I looked over Bernardo’s shoulder at Leonardo, whose face contorted with aggravation—I knew he was already halfway through painting the landscape he had envisioned.
I turned back to Bernardo, whose lips were dangerously close to mine suddenly. “The ship can be sailing toward you, my dear,” he whispered, drawing even closer so I felt his breath on my mouth, “its beloved harbor.”
I caught his meaning of a ship putting into port. It was an uncharacteristically obvious wordplay to make in front of someone else. Shaken, I stood. “I think a sailing ship a bit too . . . too . . . nautical a theme, my lord.”
Bernardo sat back on his heels, chuckling.
My mind raced, trying to come up with a viable alternative. “Oh! What about the verso? Something on the back of my portrait.” Leonardo’s relieved smile steadied me. “Yes, that’s it. An emblem on the back. Maybe a winged horse like your Pegasus, my lord.”
“Mmmm.” Bernardo nodded. “I have seen paintings with a front and back during my ambassadorship to the Burgundian court.”
“Perhaps a maiden with a unicorn,” Leonardo suggested.
I thought of the sketch Leonardo had done in the meadow the day of the race. That certainly would be a flattering emblem. “Oh, that would be lovely, maestro. How kind of you to suggest such a symbol.”
But something about that exchange annoyed Bernardo. He didn’t like the switch of emphasis away from his horse, Pegasus, which would unequivocally mark his commission. But I also sensed he did not like Leonardo picturing me as capable of taming a unicorn—one of our strongest symbols of the power of chastity to overwhelm even wild, magical animals—or that I was so flattered by Leonardo’s appraisal of me.
Bernardo stood, crossed his arms, and said rather sternly, “Apt, very apt, for our lovely Bencina. But that says nothing of me, maestro, or the affection between my lady and me.” For the first time I heard a mean-spirited and condescending tone in Bernardo’s voice. “I hope you are able to think of something more specific than that? If not, perhaps I can consult with your master, Maestro Verrocchio.”
Leonardo fumed.
Was Bernardo jealous? The situation was souring fast. What to suggest? I paced, definitely not maintaining the self-contained deportment Le Murate had schooled me in. Ah, schooling. I stopped. “Good my lord, let us devise an emblem that signifies both your learning and your generous encouragement of art and literature. Perhaps an emblem you’ve used or might use in the future, perhaps a stamp in the manuscripts you collect.”

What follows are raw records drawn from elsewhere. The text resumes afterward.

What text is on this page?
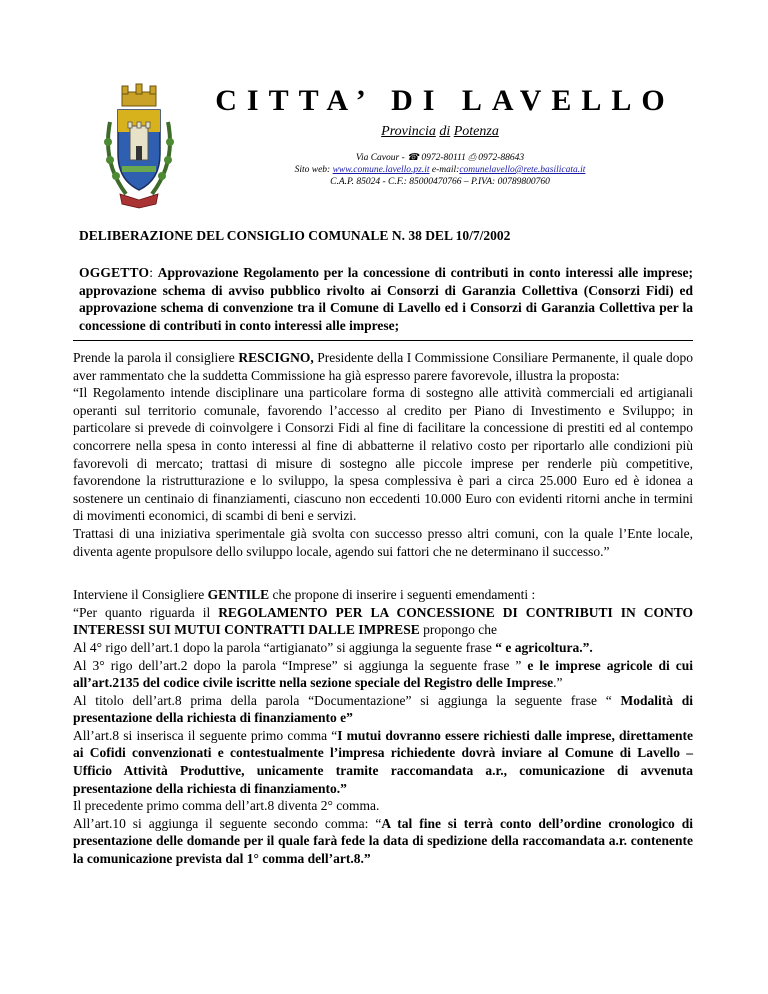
CITTA’ DI LAVELLO
Provincia di Potenza
Via Cavour - ☎ 0972-80111 ⎙ 0972-88643
Sito web: www.comune.lavello.pz.it e-mail:comunelavello@rete.basilicata.it
C.A.P. 85024 - C.F.: 85000470766 – P.IVA: 00789800760
DELIBERAZIONE DEL CONSIGLIO COMUNALE N. 38 DEL 10/7/2002
OGGETTO: Approvazione Regolamento per la concessione di contributi in conto interessi alle imprese; approvazione schema di avviso pubblico rivolto ai Consorzi di Garanzia Collettiva (Consorzi Fidi) ed approvazione schema di convenzione tra il Comune di Lavello ed i Consorzi di Garanzia Collettiva per la concessione di contributi in conto interessi alle imprese;

Prende la parola il consigliere RESCIGNO, Presidente della I Commissione Consiliare Permanente, il quale dopo aver rammentato che la suddetta Commissione ha già espresso parere favorevole, illustra la proposta:

“Il Regolamento intende disciplinare una particolare forma di sostegno alle attività commerciali ed artigianali operanti sul territorio comunale, favorendo l’accesso al credito per Piano di Investimento e Sviluppo; in particolare si prevede di coinvolgere i Consorzi Fidi al fine di facilitare la concessione di prestiti ed al contempo concorrere nella spesa in conto interessi al fine di abbatterne il relativo costo per riportarlo alle condizioni più favorevoli di mercato; trattasi di misure di sostegno alle piccole imprese per renderle più competitive, favorendone la ristrutturazione e lo sviluppo, la spesa complessiva è pari a circa 25.000 Euro ed è idonea a sostenere un centinaio di finanziamenti, ciascuno non eccedenti 10.000 Euro con evidenti ritorni anche in termini di movimenti economici, di scambi di beni e servizi.

Trattasi di una iniziativa sperimentale già svolta con successo presso altri comuni, con la quale l’Ente locale, diventa agente propulsore dello sviluppo locale, agendo sui fattori che ne determinano il successo.”

Interviene il Consigliere GENTILE che propone di inserire i seguenti emendamenti :

“Per quanto riguarda il REGOLAMENTO PER LA CONCESSIONE DI CONTRIBUTI IN CONTO INTERESSI SUI MUTUI CONTRATTI DALLE IMPRESE propongo che

Al 4° rigo dell’art.1 dopo la parola “artigianato” si aggiunga la seguente frase “ e agricoltura.”.

Al 3° rigo dell’art.2 dopo la parola “Imprese” si aggiunga la seguente frase ” e le imprese agricole di cui all’art.2135 del codice civile iscritte nella sezione speciale del Registro delle Imprese.”

Al titolo dell’art.8 prima della parola “Documentazione” si aggiunga la seguente frase “ Modalità di presentazione della richiesta di finanziamento e”

All’art.8 si inserisca il seguente primo comma “I mutui dovranno essere richiesti dalle imprese, direttamente ai Cofidi convenzionati e contestualmente l’impresa richiedente dovrà inviare al Comune di Lavello – Ufficio Attività Produttive, unicamente tramite raccomandata a.r., comunicazione di avvenuta presentazione della richiesta di finanziamento.”

Il precedente primo comma dell’art.8 diventa 2° comma.

All’art.10 si aggiunga il seguente secondo comma: “A tal fine si terrà conto dell’ordine cronologico di presentazione delle domande per il quale farà fede la data di spedizione della raccomandata a.r. contenente la comunicazione prevista dal 1° comma dell’art.8.”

Oh, Bernardo was devastatingly handsome when he was pleased.
And so the three of us designed a wreath wrapped with a favorite motto of Bernardo’s—Virtus et Honor—for the verso. Bernardo suggested the wreath be made of laurel and palm, both symbols of intellectual honor and virtue. I pointed out that the palm was also associated with victory and innocence, triumph over earthly temptation. Bernardo laughed and murmured, “Indeed, my love, indeed. But let us not forget that Apollo, the god of poetry who often wore a crown of laurel, succumbed to passion once or twice.” He grinned meaningfully at me.
Leonardo looked back and forth between Bernardo and me. He had the strangest look on his face, a mix of anger and something else. Then he suggested that the background appear to be porphyry, a stone noted for its endurance and resistance to outside elements. “It will symbolize her resolve to remain pure and unsullied.”

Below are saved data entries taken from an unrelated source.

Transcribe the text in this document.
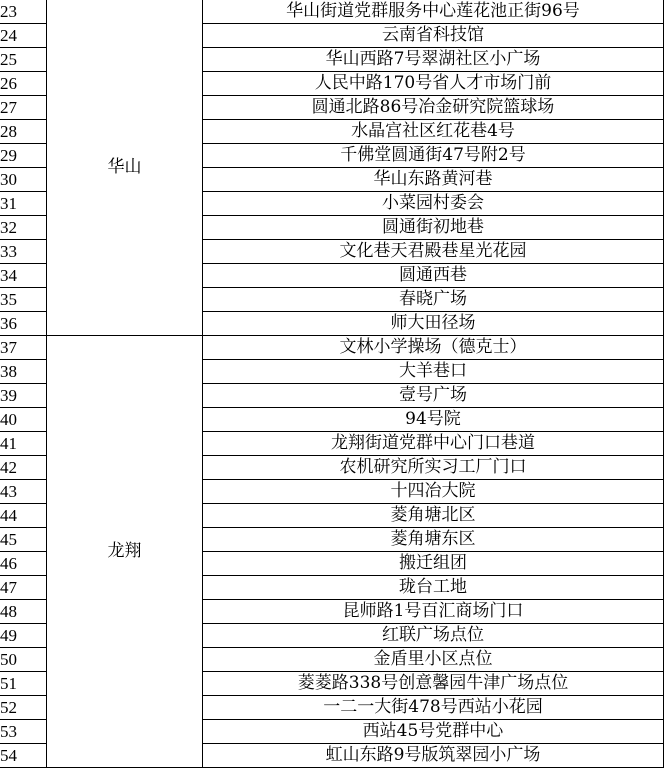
23	华山	华山街道党群服务中心莲花池正街96号
24		云南省科技馆
25		华山西路7号翠湖社区小广场
26		人民中路170号省人才市场门前
27		圆通北路86号冶金研究院篮球场
28		水晶宫社区红花巷4号
29		千佛堂圆通街47号附2号
30		华山东路黄河巷
31		小菜园村委会
32		圆通街初地巷
33		文化巷天君殿巷星光花园
34		圆通西巷
35		春晓广场
36		师大田径场
37	龙翔	文林小学操场（德克士）
38		大羊巷口
39		壹号广场
40		94号院
41		龙翔街道党群中心门口巷道
42		农机研究所实习工厂门口
43		十四冶大院
44		菱角塘北区
45		菱角塘东区
46		搬迁组团
47		珑台工地
48		昆师路1号百汇商场门口
49		红联广场点位
50		金盾里小区点位
51		菱菱路338号创意馨园牛津广场点位
52		一二一大街478号西站小花园
53		西站45号党群中心
54		虹山东路9号版筑翠园小广场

Sweet Jesu, this was idiocy on Leonardo’s part. Was this really concern about my chastity, or simply a rebel’s dislike of authority?
Bernardo frowned and eyed Leonardo. His lighthearted humor was gone. He spoke to Leonardo with cold imperiousness. “Finish the emblem with a sprig of the ginepro juniper—our symbol for Ginevra—in the wreath’s center. Stretch the scroll carrying the motto across the wreath from side to side. But wrap it once around the stem of the juniper in its center, as I would encircle the waist of my beloved to kiss her. Thus.”
Bernardo grabbed my waist and reeled me in for a sudden, brusque kiss. Then he let go so abruptly I almost fell backward. It was Leonardo who reached out to steady me.
For a tense moment, the three of us stared at one another, I in the center of the two men. Bernardo’s eyes narrowed as he looked at Leonardo. Then he bowed to me with great ceremony. “Ciao, bella.” He headed for the door, saying nothing to Leonardo.
“Ambassador?” Leonardo called after him.
“Yes?” Bernardo turned and squared himself with the swagger a younger man might adopt right before throwing a punch. “What is it, signor?” His voice was dismissive.
“There is the matter of payment. Painting the reverse will require more color powder, resin, and oils. It will take more work, more of my time.”
Bernardo smirked. “Yes, of course. Craftsmen do require payment.” And then he was gone.
20
“SIMONETTA!” I CRIED. “HOW GOOD IT IS TO SEE YOU.”
I was sitting for Verrocchio as he began real work on my sculpture portrait. He had already hammered away angular corners of the slab, and now a smooth forehead peeped up over the top of white stone, rounded elbows protruded from the chipped and chisel-scratched sides. As he explained what he would carve away next, Simonetta came in on the arm of Giuliano, there to see the progress on Leonardo’s Madonna of the Carnation.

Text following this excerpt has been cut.